Over the past week, President Biden and senior members of his staff have asserted that certain actions in support of Ukraine might lead to a direct confrontation with Russia and begin World War III. As Biden put it, “We will not fight a war against Russia in Ukraine. Direct conflict between NATO and Russia is World War III, something we must strive to prevent.”
Accordingly, the White House has blocked the transfer of Polish MiG-29 fighters to Ukraine. For the same reason, the administration has denied urgent requests by Ukrainian President Volodymyr Zelensky for a no-fly zone over Ukraine, even if it is limited to supporting humanitarian operations. The White House also has dragged its heels on transferring Patriot high-altitude air defense systems to Ukraine. And it has rejected calls for sending special forces to assist the Ukrainian army.
There may be good reasons for blocking the transfers. For example, Gen. Tod Wolters, commander of the European Command and NATO’s Supreme Allied Commander Europe, has argued that the transfer of fighters would not “appreciably increase the effectiveness of the Ukrainian Air Force.” Indeed, Russian forces shot down Ukrainian MiGs over Crimea in 2014, and Ukrainian forces have shot down Russian MiGs in the current conflict. On the other hand, Ukrainian pilots have acquitted themselves well against Russian forces, and some argue that providing Kyiv with more MiGs, especially to replace those which the Russians have shot down, would enable Ukraine to prevent Russia from obtaining unrestricted air superiority.

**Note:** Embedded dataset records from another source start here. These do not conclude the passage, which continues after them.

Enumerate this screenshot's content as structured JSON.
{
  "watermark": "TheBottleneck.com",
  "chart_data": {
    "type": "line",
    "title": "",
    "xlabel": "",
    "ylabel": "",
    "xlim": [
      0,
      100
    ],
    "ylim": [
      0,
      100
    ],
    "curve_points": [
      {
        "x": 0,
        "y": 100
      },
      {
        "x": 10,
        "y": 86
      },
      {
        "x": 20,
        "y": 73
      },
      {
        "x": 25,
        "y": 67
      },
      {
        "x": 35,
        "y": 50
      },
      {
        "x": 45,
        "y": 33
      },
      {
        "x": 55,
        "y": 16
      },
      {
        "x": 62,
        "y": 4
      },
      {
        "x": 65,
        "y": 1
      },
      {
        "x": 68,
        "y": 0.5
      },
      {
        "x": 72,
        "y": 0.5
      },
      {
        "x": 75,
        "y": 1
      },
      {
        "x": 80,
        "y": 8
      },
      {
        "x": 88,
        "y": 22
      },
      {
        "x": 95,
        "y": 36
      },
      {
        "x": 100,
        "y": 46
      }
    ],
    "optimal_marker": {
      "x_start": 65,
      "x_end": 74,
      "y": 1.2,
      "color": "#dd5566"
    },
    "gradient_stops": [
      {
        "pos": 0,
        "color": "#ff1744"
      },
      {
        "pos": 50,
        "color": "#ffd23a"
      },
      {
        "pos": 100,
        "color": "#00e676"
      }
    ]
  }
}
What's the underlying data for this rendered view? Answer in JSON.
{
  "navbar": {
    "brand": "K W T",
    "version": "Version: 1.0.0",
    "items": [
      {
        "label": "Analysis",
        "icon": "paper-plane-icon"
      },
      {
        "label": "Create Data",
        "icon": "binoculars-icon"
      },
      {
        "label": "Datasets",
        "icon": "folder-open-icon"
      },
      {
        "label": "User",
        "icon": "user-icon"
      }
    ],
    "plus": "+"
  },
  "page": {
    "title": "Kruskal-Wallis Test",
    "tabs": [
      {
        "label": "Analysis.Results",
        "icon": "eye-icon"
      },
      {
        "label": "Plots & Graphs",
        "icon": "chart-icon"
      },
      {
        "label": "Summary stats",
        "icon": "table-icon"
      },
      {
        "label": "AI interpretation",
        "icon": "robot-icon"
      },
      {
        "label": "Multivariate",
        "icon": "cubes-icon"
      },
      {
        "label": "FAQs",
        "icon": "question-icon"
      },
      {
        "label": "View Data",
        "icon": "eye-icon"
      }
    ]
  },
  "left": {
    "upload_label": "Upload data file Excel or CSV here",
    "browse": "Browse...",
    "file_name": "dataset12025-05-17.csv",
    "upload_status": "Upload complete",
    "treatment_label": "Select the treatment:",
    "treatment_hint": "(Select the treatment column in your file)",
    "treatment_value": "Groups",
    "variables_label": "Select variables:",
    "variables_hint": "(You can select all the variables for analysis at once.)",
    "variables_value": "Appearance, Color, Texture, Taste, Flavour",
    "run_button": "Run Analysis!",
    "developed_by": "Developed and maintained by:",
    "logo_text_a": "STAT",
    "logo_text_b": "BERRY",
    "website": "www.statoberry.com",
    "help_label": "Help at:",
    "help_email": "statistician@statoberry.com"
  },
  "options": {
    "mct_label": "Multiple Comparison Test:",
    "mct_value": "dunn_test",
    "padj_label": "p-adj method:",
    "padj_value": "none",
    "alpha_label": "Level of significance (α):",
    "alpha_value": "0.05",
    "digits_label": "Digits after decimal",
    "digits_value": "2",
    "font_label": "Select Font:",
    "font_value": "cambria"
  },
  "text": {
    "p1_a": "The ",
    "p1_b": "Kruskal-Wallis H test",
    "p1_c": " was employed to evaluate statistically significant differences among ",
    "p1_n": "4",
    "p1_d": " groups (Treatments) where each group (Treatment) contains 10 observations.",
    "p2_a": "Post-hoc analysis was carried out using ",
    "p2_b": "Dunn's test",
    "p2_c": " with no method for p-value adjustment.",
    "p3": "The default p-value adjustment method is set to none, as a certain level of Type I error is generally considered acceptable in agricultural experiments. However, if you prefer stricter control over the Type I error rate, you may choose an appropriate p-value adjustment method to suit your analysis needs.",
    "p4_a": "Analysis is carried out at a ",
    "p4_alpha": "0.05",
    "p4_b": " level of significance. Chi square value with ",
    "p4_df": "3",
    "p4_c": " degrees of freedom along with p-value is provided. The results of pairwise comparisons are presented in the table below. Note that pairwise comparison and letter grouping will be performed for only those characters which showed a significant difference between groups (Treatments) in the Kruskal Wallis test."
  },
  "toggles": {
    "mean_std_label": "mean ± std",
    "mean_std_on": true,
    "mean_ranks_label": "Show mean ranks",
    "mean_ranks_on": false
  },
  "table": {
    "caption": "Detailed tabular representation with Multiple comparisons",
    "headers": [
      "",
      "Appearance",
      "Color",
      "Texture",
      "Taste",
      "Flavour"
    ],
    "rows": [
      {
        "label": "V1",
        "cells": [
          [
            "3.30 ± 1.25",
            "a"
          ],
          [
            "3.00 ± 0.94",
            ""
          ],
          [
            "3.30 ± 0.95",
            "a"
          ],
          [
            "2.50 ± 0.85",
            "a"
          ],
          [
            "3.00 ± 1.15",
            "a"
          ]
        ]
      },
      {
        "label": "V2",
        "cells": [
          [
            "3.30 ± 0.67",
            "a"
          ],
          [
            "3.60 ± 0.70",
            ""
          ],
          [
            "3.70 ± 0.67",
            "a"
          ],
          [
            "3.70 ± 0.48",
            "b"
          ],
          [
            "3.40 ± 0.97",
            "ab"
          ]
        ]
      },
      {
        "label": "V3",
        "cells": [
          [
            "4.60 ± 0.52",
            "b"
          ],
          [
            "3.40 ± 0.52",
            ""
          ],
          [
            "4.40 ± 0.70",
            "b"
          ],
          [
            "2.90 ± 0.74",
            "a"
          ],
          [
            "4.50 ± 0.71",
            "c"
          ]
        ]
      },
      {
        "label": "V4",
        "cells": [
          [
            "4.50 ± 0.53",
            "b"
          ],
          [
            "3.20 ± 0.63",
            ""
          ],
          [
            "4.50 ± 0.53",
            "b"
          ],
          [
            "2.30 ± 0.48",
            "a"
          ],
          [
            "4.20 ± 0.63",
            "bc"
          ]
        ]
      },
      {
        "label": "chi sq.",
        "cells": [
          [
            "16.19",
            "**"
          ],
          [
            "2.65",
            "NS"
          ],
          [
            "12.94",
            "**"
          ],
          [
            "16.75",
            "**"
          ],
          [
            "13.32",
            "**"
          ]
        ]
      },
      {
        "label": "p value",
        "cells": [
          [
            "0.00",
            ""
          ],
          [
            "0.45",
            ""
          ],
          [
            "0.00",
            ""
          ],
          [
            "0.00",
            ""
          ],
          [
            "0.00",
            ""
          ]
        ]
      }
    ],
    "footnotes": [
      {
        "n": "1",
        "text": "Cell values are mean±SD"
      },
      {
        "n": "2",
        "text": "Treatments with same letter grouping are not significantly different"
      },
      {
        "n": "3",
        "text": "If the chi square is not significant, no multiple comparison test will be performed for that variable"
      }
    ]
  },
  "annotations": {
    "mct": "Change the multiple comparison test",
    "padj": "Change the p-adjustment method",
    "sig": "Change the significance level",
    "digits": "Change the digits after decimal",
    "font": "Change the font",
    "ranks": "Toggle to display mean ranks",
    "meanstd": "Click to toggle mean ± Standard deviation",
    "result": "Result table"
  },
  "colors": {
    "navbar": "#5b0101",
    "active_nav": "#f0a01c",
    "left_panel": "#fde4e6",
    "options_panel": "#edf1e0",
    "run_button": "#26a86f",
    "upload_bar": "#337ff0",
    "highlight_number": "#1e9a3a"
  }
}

Whatever the merits, or otherwise, of implementing any of Ukraine’s specific requests for systems beyond those it already is receiving from the West, starting another world war should not be the reason for denying those requests. The World War III argument presupposes that Russian President Vladimir Putin would go beyond his directive to increase the readiness of Russia’s nuclear weapons in response to Western sanctions and what he claimed were “aggressive statements” by NATO. As matters stand, Putin’s order to put his forces in a “special regime of combat duty” was actually something less than ordering them on full alert. It called for transferring more troops to buttress the forces that operate Russia’s nuclear arsenal. Nevertheless, the White House fears that, if provoked, Putin could make good on his threats to fire nuclear warheads at NATO forces if they cross whatever “red line” he has set.